Passiv is sold based on installers not needing to set weather compensation curve, is claims to use weather forecasts and to let owners get payments for taking part in “demand management services” that they organise and take a cut off.
It seems to use internal temperature, external temperature and weather forecasts letting owner set when they wish their home to be at a given temperature. So heatup in cheapest way to be warm on returning from work.
I think they are part of a large smart meter provider, so may be using same communication network.
Only sells to installers and large socal landlords etc.
They seem to directly control zone etc, but can’t find documents on their website. Eg it replaces some of the function of the heatpump wiring center. But use heatpump to control 3 port value for DHW.

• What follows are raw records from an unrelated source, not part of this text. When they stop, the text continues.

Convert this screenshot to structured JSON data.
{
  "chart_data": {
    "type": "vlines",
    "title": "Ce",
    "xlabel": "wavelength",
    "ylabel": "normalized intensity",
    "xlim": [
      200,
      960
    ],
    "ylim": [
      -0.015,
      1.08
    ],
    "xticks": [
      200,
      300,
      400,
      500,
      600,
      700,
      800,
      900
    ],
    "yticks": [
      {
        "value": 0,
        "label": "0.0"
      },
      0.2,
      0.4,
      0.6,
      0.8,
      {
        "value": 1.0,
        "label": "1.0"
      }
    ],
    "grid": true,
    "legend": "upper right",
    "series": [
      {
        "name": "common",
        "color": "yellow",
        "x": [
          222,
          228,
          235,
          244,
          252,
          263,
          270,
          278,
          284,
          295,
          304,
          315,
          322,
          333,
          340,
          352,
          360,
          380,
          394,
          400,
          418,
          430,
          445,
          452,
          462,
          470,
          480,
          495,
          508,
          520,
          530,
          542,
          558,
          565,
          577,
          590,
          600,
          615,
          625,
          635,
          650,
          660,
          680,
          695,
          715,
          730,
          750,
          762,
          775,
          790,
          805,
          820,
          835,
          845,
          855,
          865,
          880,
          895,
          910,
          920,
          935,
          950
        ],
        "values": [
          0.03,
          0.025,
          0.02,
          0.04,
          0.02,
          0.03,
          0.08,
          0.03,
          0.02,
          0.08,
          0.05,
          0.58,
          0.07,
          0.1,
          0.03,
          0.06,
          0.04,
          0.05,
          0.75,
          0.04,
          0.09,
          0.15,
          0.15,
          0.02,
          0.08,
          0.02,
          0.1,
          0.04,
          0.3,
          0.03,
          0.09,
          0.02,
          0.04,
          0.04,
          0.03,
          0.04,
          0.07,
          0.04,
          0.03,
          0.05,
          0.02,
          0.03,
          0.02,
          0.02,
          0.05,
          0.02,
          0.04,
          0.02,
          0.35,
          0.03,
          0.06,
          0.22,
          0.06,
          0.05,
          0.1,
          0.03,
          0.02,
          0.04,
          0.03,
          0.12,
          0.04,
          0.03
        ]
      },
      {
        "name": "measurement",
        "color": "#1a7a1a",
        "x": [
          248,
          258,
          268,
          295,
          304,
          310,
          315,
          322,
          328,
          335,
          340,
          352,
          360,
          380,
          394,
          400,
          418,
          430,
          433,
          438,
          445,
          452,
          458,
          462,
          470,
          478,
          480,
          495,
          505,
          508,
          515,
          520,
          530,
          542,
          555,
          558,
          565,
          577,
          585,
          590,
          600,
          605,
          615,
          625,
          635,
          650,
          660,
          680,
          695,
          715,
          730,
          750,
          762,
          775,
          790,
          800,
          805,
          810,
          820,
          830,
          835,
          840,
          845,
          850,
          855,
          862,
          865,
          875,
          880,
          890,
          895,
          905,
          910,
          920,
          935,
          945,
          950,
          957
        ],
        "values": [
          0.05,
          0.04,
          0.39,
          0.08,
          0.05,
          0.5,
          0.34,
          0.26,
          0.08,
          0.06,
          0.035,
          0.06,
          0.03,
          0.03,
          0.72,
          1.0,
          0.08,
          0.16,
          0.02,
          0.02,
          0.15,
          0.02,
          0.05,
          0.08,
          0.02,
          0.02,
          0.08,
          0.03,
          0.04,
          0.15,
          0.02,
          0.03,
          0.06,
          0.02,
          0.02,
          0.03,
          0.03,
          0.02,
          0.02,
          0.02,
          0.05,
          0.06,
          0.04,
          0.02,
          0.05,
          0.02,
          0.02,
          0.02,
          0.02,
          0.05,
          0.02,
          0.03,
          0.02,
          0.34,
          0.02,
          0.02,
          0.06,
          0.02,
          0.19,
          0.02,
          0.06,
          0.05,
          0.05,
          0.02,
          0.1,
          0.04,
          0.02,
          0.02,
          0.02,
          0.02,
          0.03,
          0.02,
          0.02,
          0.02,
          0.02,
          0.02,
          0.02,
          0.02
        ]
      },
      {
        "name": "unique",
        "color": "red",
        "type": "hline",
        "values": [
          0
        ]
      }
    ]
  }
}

I wasn’t so sure AA was as smart as that, I thought the reduction in cycling compared to WC was just that it allowed for larger over and undershooting of the target flow temperature and that it could monitor the indoor temperature to work out how much over or under shoot it could get away with before it started to have too much of an impact on comfort.
They maybe just setting flow temperature to a little over return temperature so heatpump starts cycle with low modulation, slowly increasing requested flow temperature based on return temperature.
Then when they detect end of cycle, set requested flow temperature to be low until they wish next cycle to start. With high thermal mass UFH such a system should be able to automatically detect that a heating cycle does not need to start until at least 30 minutes after the start of previous heating cycle.
Ah yes but that is exactly the point. Whilst yes they should work out of the box at full optimal settings - they don’t. Either they require a lot of tweaking as discussed in these forums or (allegedly) these 3rd party controllers especially the Homely can do a better job for you.